How Does This Figure in Our Strategic Plans?

Our institution is basically a California school (~82% UG, ~83% G). Four other states send us a over 9 undergrads but all the rest are single digits. By contrast Berkeley and UCLA have over 20% out of state.

On the one hand, that suggests that we are more of a California state school (or less of a national school) than are some state institutions. On the other hand, it’s good for our bottom line if California students’ places at UCs are taken by out of state students.

But now that will change.

According to the UC Newsroom: “The University of California will significantly boost enrollment of California freshman and transfer students next year.

The UC Board of Regents today (Nov. 19) approved a budget plan to enroll an additional 10,000 California undergraduates over the next three years, including 5,000 freshman and transfer students in 2016-17. 

Under the plan, all nine UC campuses that educate undergraduates will enroll more California students.

Insofar as our business model includes picking up qualified students who do not get into Berkeley but want to study in the Bay Area, this good news for California’s students might be disconcerting news for us.  Five thousand students over 10 campuses might mean only 500 at UCB and only half of them women. But say 1 in 20 of them would have considered Mills: that’s maybe a quarter million in net revenue.

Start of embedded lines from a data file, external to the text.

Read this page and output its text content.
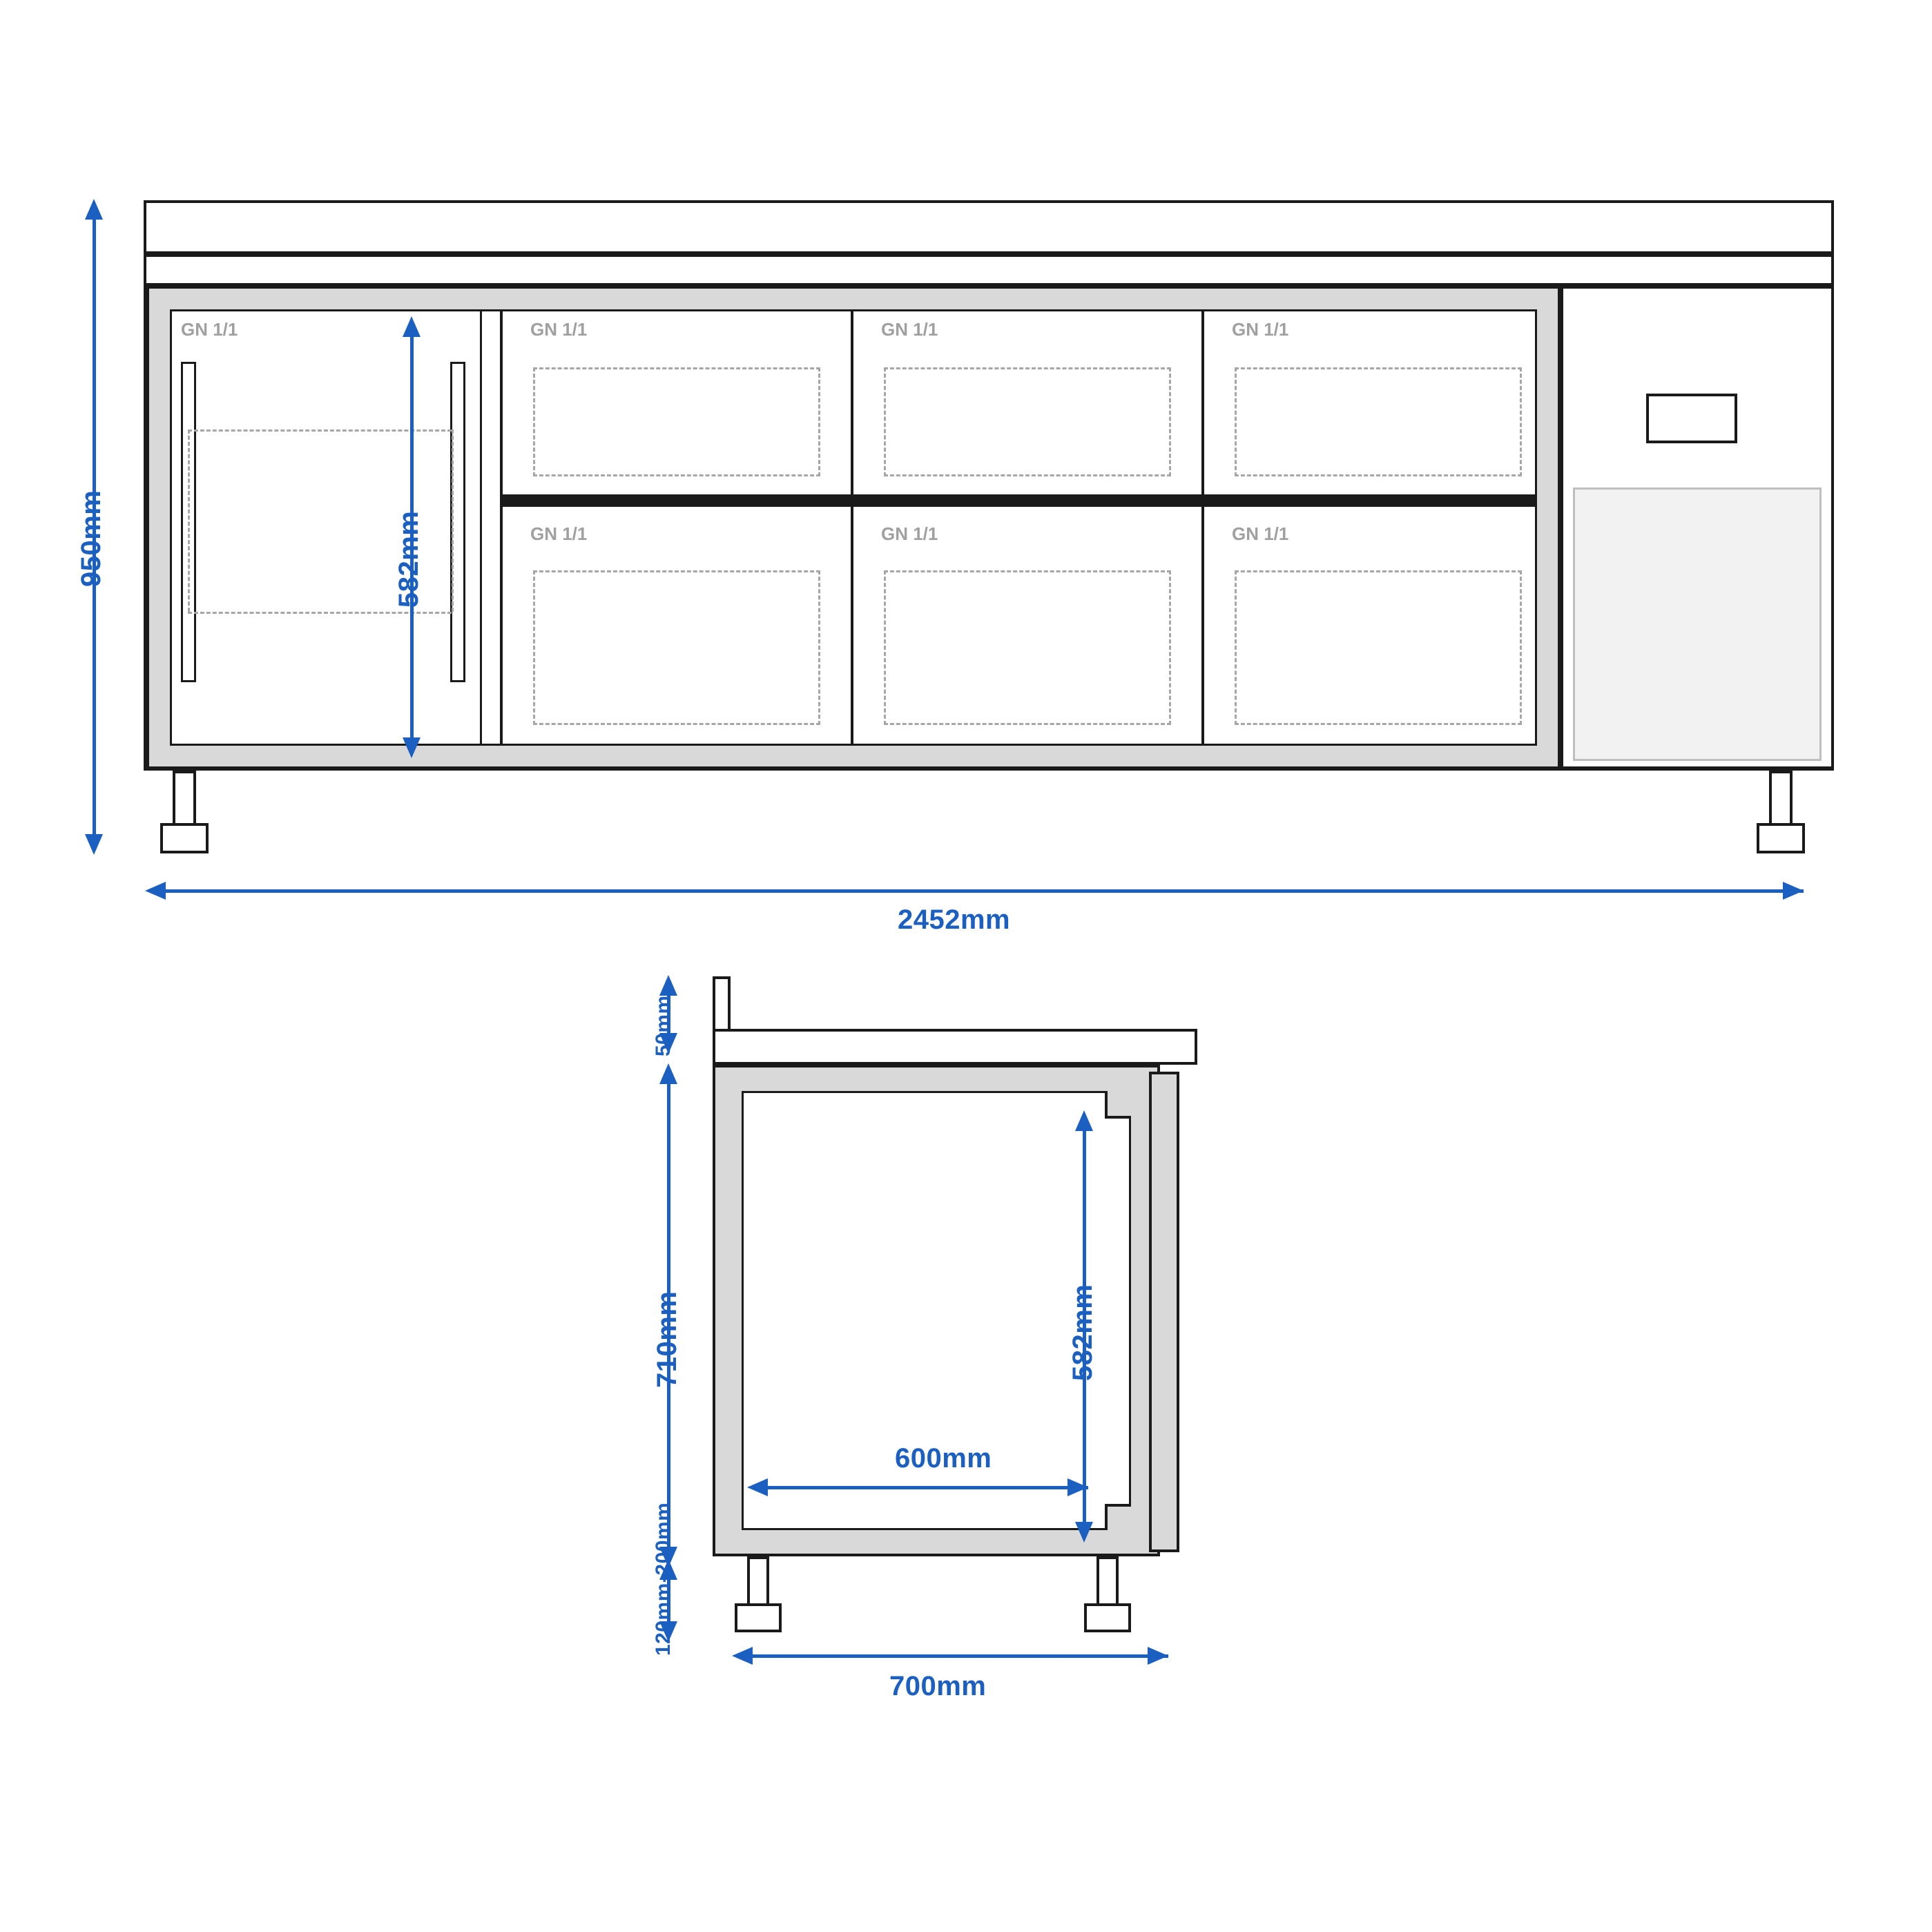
GN 1/1	GN 1/1	GN 1/1	GN 1/1
GN 1/1	GN 1/1	GN 1/1
950mm	582mm
2452mm
50mm
710mm
120mm-200mm
582mm
600mm
700mm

There might be a glimmer of a bright side: the plan also includes adding up to 600 more graduate students to the system – if we can be a producer of same, options for our alumnae increase. It’s a safe guess this won’t compete with our graduate programs since most of ours are probably not in the high undergraduate demand column.

The absence of things like this (that is, external policy changes that can have outsized impact on what we are doing – the “free” community college initiative, for example) on our radar screen suggest (confirm) a dangerously parochial perspective and do not bode well for future success.

Do Faculty Matter? Effects of Faculty Participation in University Decisions

This paper models the effects of faculty participation in university decision making.  Its findings suggest that by affecting academic quality, faculty participation provides a net benefit to the institution compared to scenarios in which faculty are excluded from decision making.   

The model’s assumptions about institutional quality and how enrollment depends on it strike me as too simple even if a good starting point and I’m not enough of a modeler to assess the quality of the model, but it is nice to see the question framed formally.  The benefits of clear thinking may outweigh shortcomings. It might be more of a conversation starter than exhortations based on things like representation or the right of participation.